New York: An American company has agreed to remove biblical references from the gun sights it was providing to the US Army in Iraq and Afghanistan after protest by Muslim groups and said it would provide kits to remove the inscriptions.
The American news network, ABC, first broke the story that Trijicon was inscribing their guns with biblical references such as "2COR4:6", which is an apparent reference to Second Corinthians 4:6 of the New Testament that reads: "For God, who commanded the light to shine out of darkness, hath shined in our hearts, to give the light of the knowledge of the glory of God in the face of Jesus Christ."
Another reference is John 8:12, which cited as JN8:12, which reads, "Whoever follows me will never walk in darkness, but will have the light of life."
The Muslim community in the US reacted angrily to this but Army and the Marine Corps both said their services did not know about the biblical markings and would take appropriate action to address the situation. The Marine Corps has more than 200,000 Trijicon sights and the army has approximately 100,000.
The guns are used by US troops in Iraq and Afghanistan. The US Army prohibits proselytising of any religion in Iraq and Afghanistan. The maker of the sights, Trijicon, has a USD 660 million multi-year contract to provide up to 800,000 sights to the Marine Corps.
"It allows the Mujahedeen, the Taliban, al Qaeda and the insurrectionists and jihadists to claim they`re being shot by Jesus rifles," Michael Weinstein of the, Military Religious
Freedom Foundation, an advocacy group, told ABC news.
"It`s literally pushing fundamentalist Christianity at the point of a gun against the people that we`re fighting. We`re emboldening an enemy," he added.
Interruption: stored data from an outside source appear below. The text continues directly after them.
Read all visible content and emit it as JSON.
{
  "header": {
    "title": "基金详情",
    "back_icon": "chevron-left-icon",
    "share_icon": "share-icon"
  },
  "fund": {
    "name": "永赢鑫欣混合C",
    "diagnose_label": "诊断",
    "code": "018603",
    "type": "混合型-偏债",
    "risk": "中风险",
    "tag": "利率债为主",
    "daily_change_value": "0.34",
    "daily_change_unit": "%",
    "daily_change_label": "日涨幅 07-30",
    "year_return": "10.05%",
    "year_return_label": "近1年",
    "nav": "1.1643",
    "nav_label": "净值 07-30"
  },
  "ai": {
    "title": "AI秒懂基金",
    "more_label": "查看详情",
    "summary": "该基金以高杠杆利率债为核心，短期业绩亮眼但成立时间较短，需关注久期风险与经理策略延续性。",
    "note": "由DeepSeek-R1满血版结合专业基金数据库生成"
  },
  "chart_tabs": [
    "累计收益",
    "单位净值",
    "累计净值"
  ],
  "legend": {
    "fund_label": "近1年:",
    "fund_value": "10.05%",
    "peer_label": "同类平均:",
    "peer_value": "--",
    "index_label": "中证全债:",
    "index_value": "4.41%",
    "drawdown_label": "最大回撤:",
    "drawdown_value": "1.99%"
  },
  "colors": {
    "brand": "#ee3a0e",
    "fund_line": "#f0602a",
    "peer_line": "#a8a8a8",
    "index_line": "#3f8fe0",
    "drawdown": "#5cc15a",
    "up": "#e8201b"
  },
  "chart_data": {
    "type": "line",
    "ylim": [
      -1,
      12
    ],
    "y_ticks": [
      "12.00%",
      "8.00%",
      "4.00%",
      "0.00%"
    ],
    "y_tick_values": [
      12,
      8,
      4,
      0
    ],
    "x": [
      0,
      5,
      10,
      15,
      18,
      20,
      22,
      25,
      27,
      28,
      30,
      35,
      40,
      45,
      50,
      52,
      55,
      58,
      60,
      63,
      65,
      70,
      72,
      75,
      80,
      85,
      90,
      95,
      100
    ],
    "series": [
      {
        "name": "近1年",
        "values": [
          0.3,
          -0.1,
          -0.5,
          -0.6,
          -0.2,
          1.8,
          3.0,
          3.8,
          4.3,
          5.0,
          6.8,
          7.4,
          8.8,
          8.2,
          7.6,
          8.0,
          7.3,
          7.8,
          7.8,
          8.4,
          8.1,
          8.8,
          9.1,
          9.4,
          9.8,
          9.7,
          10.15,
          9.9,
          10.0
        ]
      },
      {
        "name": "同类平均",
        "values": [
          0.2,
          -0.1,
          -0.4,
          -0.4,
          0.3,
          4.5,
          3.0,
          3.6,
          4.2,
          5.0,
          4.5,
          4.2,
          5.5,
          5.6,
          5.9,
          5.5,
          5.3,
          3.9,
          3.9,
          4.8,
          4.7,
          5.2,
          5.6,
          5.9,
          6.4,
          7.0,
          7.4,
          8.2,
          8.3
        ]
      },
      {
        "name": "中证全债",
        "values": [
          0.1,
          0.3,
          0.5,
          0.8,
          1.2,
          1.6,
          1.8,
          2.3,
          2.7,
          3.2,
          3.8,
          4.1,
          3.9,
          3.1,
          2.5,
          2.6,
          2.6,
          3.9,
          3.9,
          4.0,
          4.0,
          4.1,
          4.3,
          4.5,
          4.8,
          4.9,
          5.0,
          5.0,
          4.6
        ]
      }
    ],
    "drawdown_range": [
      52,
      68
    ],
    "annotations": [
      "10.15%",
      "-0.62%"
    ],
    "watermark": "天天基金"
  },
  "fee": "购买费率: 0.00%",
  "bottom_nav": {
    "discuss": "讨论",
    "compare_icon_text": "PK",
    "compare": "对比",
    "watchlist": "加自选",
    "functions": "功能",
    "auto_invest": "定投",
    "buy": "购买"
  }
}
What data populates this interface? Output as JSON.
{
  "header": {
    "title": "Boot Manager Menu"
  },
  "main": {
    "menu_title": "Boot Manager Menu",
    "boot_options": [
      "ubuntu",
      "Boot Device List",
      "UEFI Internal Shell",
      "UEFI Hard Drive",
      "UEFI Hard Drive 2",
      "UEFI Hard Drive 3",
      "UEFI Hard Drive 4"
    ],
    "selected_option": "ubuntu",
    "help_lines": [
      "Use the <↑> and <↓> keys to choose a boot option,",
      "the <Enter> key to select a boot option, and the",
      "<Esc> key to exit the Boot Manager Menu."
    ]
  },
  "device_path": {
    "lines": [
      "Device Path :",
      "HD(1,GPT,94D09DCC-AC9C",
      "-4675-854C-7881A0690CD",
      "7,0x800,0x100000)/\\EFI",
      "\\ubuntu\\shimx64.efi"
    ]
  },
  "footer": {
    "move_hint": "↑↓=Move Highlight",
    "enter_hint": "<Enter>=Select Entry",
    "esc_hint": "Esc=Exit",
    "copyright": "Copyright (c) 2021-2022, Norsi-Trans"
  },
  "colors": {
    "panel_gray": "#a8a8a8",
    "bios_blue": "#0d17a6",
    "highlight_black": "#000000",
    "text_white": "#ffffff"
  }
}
Earlier, the company confirmed the use of biblical codes and its spokesperson, Tom Munson, told ABC News that the inscriptions "have always been there" and there was nothing illegal about it.
"We believe that America is great when its people are good," says the website of the company. "This goodness has been based on Biblical standards throughout our history, and we will strive to follow those morals."
Britain and New Zealand have also announced their concern about using guns made by Trijicon with biblical markings and are re-examining their contracts.